Tourist information -
Nice
The capital of the Riviera and fifth largest city
in France, NICE scarcely deserves its glittering reputation. Living
off inflated property values and fat business accounts, its ruling
class has hardly evolved from the eighteenth-century Russian and
English aristocrats who first built their mansions here; today it's
the rentiers and retired people of various nationalities whose dividends
and pensions give the city its startlingly high ratio of per capita
income to economic activity.
Their votes ensured the monopoly of municipal power held for decades
by the right-wing dynasty, whose corruption was finally exposed
in 1990 when mayor Jacques Médecin fled to Uruguay.
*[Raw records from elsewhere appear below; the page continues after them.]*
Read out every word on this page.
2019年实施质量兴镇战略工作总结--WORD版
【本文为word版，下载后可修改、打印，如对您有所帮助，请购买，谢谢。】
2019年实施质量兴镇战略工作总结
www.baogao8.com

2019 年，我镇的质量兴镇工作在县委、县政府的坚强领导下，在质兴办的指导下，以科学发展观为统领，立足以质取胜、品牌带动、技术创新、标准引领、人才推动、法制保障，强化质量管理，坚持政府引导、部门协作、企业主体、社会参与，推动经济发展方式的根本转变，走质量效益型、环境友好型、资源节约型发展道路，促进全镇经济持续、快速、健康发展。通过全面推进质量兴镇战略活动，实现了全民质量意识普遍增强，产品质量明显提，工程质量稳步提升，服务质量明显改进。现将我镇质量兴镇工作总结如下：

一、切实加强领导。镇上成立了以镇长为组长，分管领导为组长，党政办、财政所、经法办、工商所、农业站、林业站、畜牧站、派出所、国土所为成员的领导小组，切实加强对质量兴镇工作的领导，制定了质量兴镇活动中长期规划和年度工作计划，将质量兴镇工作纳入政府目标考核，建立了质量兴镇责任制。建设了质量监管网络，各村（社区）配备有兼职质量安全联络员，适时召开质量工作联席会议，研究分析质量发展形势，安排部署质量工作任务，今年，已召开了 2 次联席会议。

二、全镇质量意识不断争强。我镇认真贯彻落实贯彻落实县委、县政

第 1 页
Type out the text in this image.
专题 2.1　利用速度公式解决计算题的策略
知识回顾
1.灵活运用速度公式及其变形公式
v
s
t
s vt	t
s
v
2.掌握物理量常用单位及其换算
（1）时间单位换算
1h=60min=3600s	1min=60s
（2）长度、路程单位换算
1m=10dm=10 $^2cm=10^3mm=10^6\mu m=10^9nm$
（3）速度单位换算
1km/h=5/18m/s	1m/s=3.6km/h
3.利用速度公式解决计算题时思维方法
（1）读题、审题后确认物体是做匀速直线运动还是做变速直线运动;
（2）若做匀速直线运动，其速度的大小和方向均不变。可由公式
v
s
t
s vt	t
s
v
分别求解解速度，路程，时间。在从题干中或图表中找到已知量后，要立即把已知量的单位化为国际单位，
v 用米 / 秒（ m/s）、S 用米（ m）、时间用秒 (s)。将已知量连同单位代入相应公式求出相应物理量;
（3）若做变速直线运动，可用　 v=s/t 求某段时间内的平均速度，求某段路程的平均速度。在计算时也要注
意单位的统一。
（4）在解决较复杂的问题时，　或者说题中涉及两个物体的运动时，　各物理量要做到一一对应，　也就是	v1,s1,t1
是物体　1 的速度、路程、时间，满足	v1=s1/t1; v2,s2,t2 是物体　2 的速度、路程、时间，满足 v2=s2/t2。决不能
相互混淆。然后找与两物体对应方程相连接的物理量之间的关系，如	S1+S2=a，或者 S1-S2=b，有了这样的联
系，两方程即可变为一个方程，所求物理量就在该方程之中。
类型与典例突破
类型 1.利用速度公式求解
He was
finally extradited and jailed. Despite the disappearance of 400
million francs of taxpayers' money, public opinion remained in his
favour. From his Grenoble prison cell, Médecin, who had twinned
Nice with Cape Town during the height of South Africa's apartheid
regime, backed the former Front National member and close friend
of Jean-Marie Le Pen, Jacques Peyrat, in the 1995 local elections.
Peyrat won with ease.
Politics apart, Nice has other reasons to qualify it as one of
the more dubious destinations on the Riviera: it's a pickpocket's
paradise; the traffic is a nightmare; miniature poodles appear to
be mandatory; phones are always vandalized; and the beach isn't
even sand. And yet Nice still manages to be delightful. The sun
and the sea and the laid-back, affable Niçois cover a multitude
of sins. The medieval rabbit warren of the old town, the Italianate
facades of modern Nice and the rich, exuberant, fin-de-siècle
residences that made the city one of Europe's most fashionable winter
retreats have all survived intact. It has also retained mementos
from its ancient past, when the Romans ruled the region from here,
and earlier still, when the Greeks founded the city. In addition,
its bus and train connections make Nice by far the best base for
visiting the rest of the Riviera.
It doesn't take long to get a feel for the layout of Nice. Shadowed
by mountains that curve down to the Mediterranean east of its port,
it still breaks up more or less into old and new. Vieux Nice , the
old town, groups about the hill of Le Château , its limits
signalled by boulevard Jean-Jaurès , built along the course
of the River Paillon. Along the seafront, the celebrated promenade
des Anglais runs a cool 5km until forced to curve inland by the
sea-projecting runways of the airport. The central square, place
Masséna , is at the bottom of the modern city's main street,
avenue Jean-Médecin , while off to the north is the exclusive
hillside suburb of Cimiez .
The Chemins de Fer de la Provence runs one of France's most scenic
and fun rail routes from the station on Nice's rue Alfred Binet,
ten minutes' walk north of the gare SNCF (or buses #4 or #5). The
line runs up the valley of the Var between Nice and Digne-les-Bains
, climbing through some spectacular scenery as it goes. Four trains
run daily, year-round, and the whole journey takes just over 3hr.